I have to disagree. The blog is very heavy on the data visualization -- but is that a bad thing? The posts effectively cover most of the data analysis timeline (collection, iterative exploration, model building, visualization) and they're well-explained and thoroughly-explored.

Others have said the same, but I'd wager the biggest issue is (a) the limited past roles that directly dealt with data science/analysis or (b) SF's narrow-minded hiring practices. Maybe a masters or data science bootcamp would go further than more blog posts?

Thanks for the optimistic descriptions of my posts. :)
> Internal recruiters have hinted that my Software QA Engineer background + no CS degree implies I have no technical skill.

They're really trying to mitigate risk that they pass you along to engineers and the engineers say "why am I looking at this person with no formal qualifications" and then the recruiter feels like they've wasted the time of the engineering team. It's stupid but insidious.

If you can I would suggest trying to bypass the recruiters and contact the engineers/hiring manager directly; ask them out for coffee and ask for advice on starting a career in data science, or show them your portfolio via email there.

Send the recruiters your Reddit posts in the r/beautifuldata or w/e that subreddit is. I'm sure the recruiters spend a lot of time on Reddit. Recruiters are ridiculous.

edit: spelling

I would suggest taking part in the Who wants to be hired monthly thread if you have not been doing that already.

I realize that most startups recruiting through HN are looking to hire for web, app or backend development, but there are a few data science jobs. Since people recognize you here on HN, you have a much better chance of landing a job.

It's unfortunate that most recruiters primarily screen based on resume.

I don't know if Triplebyte [1] helps people find data science jobs, but do check with them.

[1] https://triplebyte.com/

> my Software QA Engineer background + no CS degree implies I have no technical skill

It's OK to leave stuff out on your resume if it's not relevant (and maybe even harmful) to the position you're applying for.

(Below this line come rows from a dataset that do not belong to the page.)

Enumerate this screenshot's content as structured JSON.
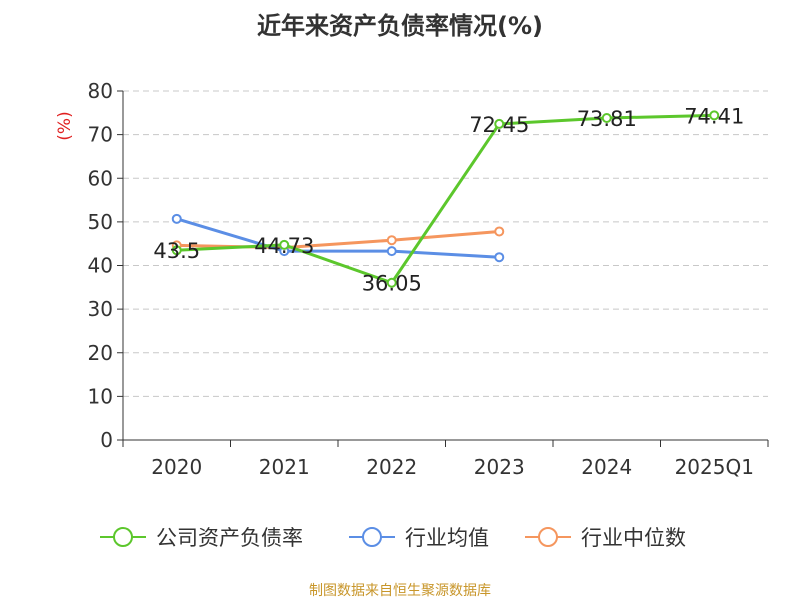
{
  "chart_data": {
    "type": "line",
    "title": "近年来资产负债率情况(%)",
    "ylabel": "(%)",
    "xlabel": "",
    "categories": [
      "2020",
      "2021",
      "2022",
      "2023",
      "2024",
      "2025Q1"
    ],
    "ylim": [
      0,
      80
    ],
    "yticks": [
      0,
      10,
      20,
      30,
      40,
      50,
      60,
      70,
      80
    ],
    "grid": true,
    "legend_position": "bottom",
    "series": [
      {
        "name": "公司资产负债率",
        "color": "#5cc72c",
        "values": [
          43.5,
          44.73,
          36.05,
          72.45,
          73.81,
          74.41
        ],
        "data_labels": [
          "43.5",
          "44.73",
          "36.05",
          "72.45",
          "73.81",
          "74.41"
        ]
      },
      {
        "name": "行业均值",
        "color": "#5b8ee5",
        "values": [
          50.7,
          43.3,
          43.3,
          41.9,
          null,
          null
        ]
      },
      {
        "name": "行业中位数",
        "color": "#f5965e",
        "values": [
          44.6,
          44.1,
          45.8,
          47.8,
          null,
          null
        ]
      }
    ]
  },
  "source_note": "制图数据来自恒生聚源数据库"
}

My Software QA Engineer position is my first, and only job post-undergrad.
Maybe you could rephrase it. For example, give it a title "software engineer", and then a subtitle or one short paragraph explaining: "the position was officially called qa whatever and involved developing software for this and that", and then list the accomplishments.
I recruited for one data science job. The hiring manager was super focused on getting someone with a PhD. Is that the norm for a position like that?
Some companies know what skills they need, others don't. For those who don't know, but want a typical statistical modeler, a PhD in statistics is the safest choice, then a PhD in machine learning or MS in stats, after that, you need to look for the presence of specific skills... like deep learning for image recognition or the Hadoop stack.
> Software QA Engineer background + no CS degree implies I have no technical skill.

Sure, but that doesn't sound unreasonable.